50 mL of 0.1 M solution of metallic salt (A) oxidised 25 mL of 0.1 M sodium sulphite. If oxidation number of the metal in the salt (A) is 3, then new oxidation number of the metal is __________

To solve the problem step by step, let's analyze the information given and apply stoichiometry principles. ### Step 1: Understand the Reaction We know that the metallic salt (A) is oxidizing sodium sulphite (Na2SO3). The oxidation reaction can be represented as: \[ \text{SO}_3^{2-} + \text{H}_2\text{O} \rightarrow \text{SO}_4^{2-} + 2\text{H}^+ + 2e^- \] This indicates that sodium sulphite is losing electrons (being oxidized) and is involved in a redox reaction. ### Step 2: Calculate the Number of Equivalents of Sodium Sulphite Given: - Volume of sodium sulphite solution = 25 mL = 0.025 L - Molarity of sodium sulphite = 0.1 M The number of moles of sodium sulphite is: \[ \text{Moles of Na}_2\text{SO}_3 = \text{Volume (L)} \times \text{Molarity (mol/L)} = 0.025 \, \text{L} \times 0.1 \, \text{mol/L} = 0.0025 \, \text{mol} \] Since the n-factor for sodium sulphite (as it gives 2 electrons) is 2, the number of equivalents of sodium sulphite is: \[ \text{Equivalents of Na}_2\text{SO}_3 = \text{Moles} \times \text{n-factor} = 0.0025 \, \text{mol} \times 2 = 0.005 \, \text{equivalents} \] ### Step 3: Set Up the Equation for the Metallic Salt Let the n-factor of the metallic salt (A) be \( N \).

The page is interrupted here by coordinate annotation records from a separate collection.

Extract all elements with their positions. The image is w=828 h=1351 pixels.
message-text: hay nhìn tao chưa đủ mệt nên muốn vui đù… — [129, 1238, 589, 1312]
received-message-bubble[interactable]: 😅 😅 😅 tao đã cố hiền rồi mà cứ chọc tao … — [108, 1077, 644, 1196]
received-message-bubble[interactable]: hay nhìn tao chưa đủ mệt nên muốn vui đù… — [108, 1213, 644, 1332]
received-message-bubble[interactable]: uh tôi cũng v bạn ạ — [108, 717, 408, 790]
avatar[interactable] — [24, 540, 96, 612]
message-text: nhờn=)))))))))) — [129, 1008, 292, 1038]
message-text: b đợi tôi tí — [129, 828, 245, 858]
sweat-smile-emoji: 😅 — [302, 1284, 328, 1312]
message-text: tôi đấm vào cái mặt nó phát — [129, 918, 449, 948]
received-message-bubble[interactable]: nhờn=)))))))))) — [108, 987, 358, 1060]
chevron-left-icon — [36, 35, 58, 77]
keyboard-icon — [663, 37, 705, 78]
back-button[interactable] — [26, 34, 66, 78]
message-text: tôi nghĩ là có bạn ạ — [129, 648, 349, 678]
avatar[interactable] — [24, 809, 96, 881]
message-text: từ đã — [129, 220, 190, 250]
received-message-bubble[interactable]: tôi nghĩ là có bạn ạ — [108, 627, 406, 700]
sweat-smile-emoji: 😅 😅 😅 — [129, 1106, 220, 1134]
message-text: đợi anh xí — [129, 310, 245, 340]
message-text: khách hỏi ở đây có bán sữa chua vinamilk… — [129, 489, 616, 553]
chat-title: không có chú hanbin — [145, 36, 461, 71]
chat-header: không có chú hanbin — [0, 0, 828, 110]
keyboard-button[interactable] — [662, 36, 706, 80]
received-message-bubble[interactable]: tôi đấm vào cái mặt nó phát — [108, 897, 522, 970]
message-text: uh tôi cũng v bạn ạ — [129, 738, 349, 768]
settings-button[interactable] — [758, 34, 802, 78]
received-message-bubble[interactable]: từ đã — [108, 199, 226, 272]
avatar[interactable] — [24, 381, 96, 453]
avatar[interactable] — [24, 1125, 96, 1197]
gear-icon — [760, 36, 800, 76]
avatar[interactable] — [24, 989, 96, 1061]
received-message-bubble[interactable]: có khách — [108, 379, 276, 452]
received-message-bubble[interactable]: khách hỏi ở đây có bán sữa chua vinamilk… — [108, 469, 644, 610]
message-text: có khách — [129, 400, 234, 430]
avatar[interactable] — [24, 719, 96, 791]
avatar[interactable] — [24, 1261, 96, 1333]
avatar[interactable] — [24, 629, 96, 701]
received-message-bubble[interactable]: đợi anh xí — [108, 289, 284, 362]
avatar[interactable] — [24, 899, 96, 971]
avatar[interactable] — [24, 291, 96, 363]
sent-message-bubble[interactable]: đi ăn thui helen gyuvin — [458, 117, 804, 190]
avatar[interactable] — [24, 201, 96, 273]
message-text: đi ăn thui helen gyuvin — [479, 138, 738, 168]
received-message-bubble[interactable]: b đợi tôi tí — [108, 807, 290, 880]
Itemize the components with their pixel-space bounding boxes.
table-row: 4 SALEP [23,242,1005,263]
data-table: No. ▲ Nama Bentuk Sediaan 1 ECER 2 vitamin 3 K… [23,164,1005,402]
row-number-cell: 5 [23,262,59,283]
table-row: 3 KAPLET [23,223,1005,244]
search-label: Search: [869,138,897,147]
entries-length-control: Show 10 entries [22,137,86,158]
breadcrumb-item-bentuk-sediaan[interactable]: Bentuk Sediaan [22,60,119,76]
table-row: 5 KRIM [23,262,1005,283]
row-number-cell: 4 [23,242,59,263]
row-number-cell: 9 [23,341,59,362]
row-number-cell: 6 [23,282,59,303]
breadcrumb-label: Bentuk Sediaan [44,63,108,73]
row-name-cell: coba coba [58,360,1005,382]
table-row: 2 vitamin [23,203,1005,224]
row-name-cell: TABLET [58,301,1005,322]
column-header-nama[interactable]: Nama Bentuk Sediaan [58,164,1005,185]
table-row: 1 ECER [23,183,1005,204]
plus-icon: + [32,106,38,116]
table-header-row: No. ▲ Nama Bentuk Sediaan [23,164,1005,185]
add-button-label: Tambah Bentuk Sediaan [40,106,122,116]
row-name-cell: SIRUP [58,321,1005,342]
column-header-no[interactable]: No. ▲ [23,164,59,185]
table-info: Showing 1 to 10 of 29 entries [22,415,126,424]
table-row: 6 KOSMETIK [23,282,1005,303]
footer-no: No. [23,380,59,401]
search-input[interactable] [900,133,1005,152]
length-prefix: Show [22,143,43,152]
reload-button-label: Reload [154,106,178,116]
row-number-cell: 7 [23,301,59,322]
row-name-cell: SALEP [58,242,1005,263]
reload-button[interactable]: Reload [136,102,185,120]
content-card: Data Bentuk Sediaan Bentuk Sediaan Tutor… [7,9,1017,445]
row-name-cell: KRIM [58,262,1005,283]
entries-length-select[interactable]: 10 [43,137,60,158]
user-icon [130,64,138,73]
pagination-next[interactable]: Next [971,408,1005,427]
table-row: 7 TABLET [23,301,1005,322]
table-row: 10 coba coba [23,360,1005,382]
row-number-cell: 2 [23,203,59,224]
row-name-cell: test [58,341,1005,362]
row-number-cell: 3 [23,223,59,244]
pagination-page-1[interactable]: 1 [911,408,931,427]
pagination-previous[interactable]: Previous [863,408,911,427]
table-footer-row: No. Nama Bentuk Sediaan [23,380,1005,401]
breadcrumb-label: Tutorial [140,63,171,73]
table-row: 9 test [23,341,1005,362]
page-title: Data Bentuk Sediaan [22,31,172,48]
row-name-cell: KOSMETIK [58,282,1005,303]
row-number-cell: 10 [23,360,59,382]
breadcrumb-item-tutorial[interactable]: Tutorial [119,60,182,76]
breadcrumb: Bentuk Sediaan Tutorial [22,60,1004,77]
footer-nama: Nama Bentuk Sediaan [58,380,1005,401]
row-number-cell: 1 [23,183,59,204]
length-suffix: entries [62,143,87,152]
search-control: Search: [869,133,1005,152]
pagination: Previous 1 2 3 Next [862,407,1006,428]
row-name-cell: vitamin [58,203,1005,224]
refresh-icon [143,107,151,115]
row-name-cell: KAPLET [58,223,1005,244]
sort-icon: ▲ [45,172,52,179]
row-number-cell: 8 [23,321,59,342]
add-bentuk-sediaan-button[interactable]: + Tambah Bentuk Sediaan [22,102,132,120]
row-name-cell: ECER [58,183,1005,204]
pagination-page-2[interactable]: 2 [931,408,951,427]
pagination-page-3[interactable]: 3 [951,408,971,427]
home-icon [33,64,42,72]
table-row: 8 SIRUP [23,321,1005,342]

The volume of the metallic salt solution is 50 mL = 0.050 L, and its molarity is 0.1 M. The number of moles of the metallic salt is: \[ \text{Moles of salt A} = 0.050 \, \text{L} \times 0.1 \, \text{mol/L} = 0.005 \, \text{mol} \] The number of equivalents of salt A is: \[ \text{Equivalents of salt A} = \text{Moles} \times N = 0.005 \, \text{mol} \times N \] ### Step 4: Equate the Number of Equivalents Since the number of equivalents of salt A must equal the number of equivalents of sodium sulphite: \[ 0.005 \, N = 0.005 \] From this, we can solve for \( N \): \[ N = 1 \] ### Step 5: Determine the New Oxidation Number The initial oxidation state of the metal in salt A is given as +3. The new oxidation number after the reaction can be calculated as: \[ \text{New oxidation number} = \text{Initial oxidation number} - N = 3 - 1 = 2 \] Thus, the new oxidation number of the metal in salt A is **2**. ### Final Answer: The new oxidation number of the metal is **2**. ---